J’avais beau être prévenu – j’ai vu Australian Pink Floyd au Colisée de Roubaix l’année dernière – je me suis encore pris une claque monumentale au Zénith de Lille. Du rock, de la folie, de l’art, de l’émotion… même si ce n’est “que” un Tribute Band, je ne regrette pas du tout le prix de ma place tant le spectacle et l’intensité de l’interprétation étaient à la hauteur. Une fois encore, eh oui. C’est même encore mieux que la première fois.
Autre salle, autre tournée: déjà, le public est invité à prendre des lunettes 3D distribuées à l’entrée, comme au cinéma. Je ne suis toujours pas convaincu par cette technologie dans les salles obscures, malgré plusieurs essais, donc pour le concert… je suis sceptique.
Le Zénith est quasi plein, rempli d’une fumée homogène. Sur l’écran, un message nous indique que les lunettes sont pour la deuxième partie du concert après l’entracte.
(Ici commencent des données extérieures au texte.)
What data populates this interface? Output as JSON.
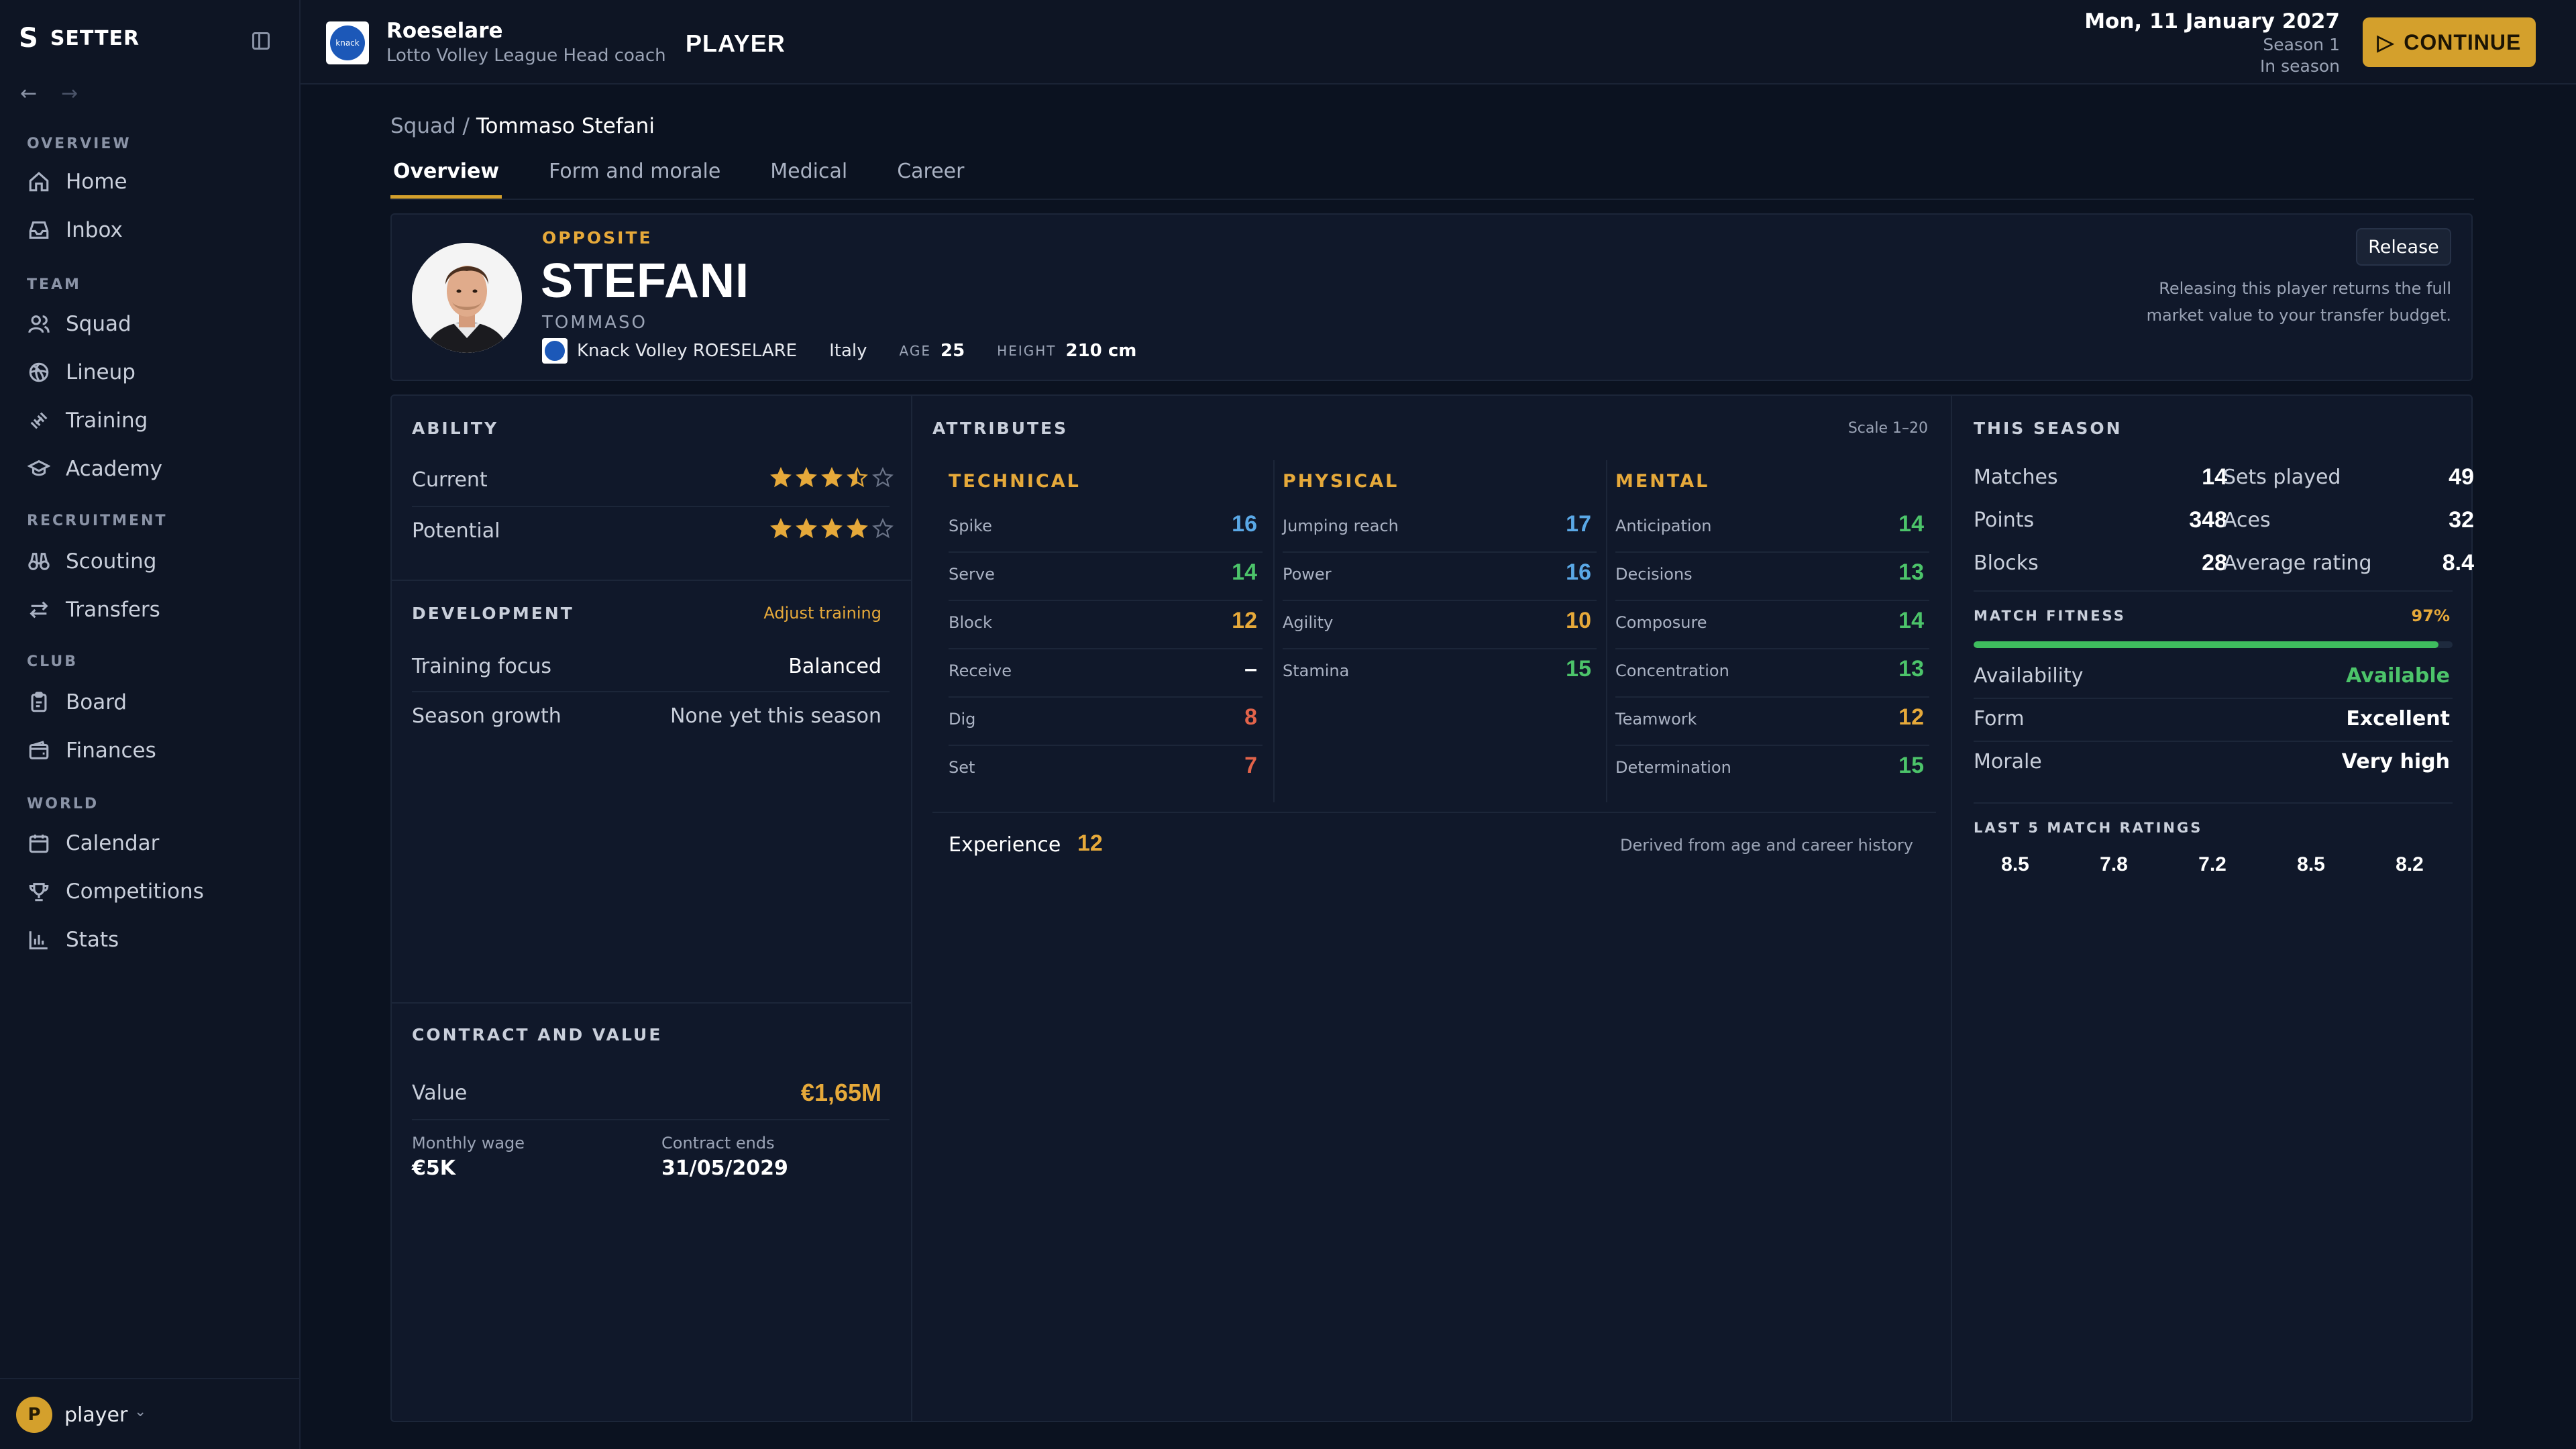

Je laisse ma femme pour aller faire des photos au niveau du balcon, c’est plutôt original, au temps pour les gros plans… mais par contre… une vue magnifique sur la scène.
Le concert commence pile à l’heure, les lumières s éteignent, des spots se teintent de violet sur la scène… le clavièriste Jason Sawford installe les nappes de “Shine On You Crazy Diamond” et, lorsque la guitare électrique s’en mêle, c’est le frisson assuré. Le son est d’une pureté exemplaire depuis les gradins, malgré la mauvaise réputation de cette salle pour son acoustique. Le groupe entre progressivement sur scène, qui s’éclaire de plus jusqu’à éblouir lorsque le chant commence. C’est vraiment magnifique.
La setlist est un régal. Toutes les époques du groupes sont représentées, d’Arnold Layne à “Coming Back to Life”.
Le son est parfait, les projections sur l’écran circulaires sont d’époque, parfois revisitées à la sauce australienne.
Le chant est assuré d’une part par Steve Mac, également guitariste “caméléon” de Gilmour, et pas uniquement parce qu’ils ont là même guitare… physiquement il y a un petit quelque chose aussi…
De l’autre côté de la scène, sur telecaster ou strato, son alter égo David Domminney Fowler, tout aussi doué, chante également, tout comme Tom Wilson à la basse, il assure assez logiquement des parties plutôt chantées par Waters à l’origine.
Et enfin, il y a Alex McNamara qui officie en tant que “lead singer” sur plusieurs titres.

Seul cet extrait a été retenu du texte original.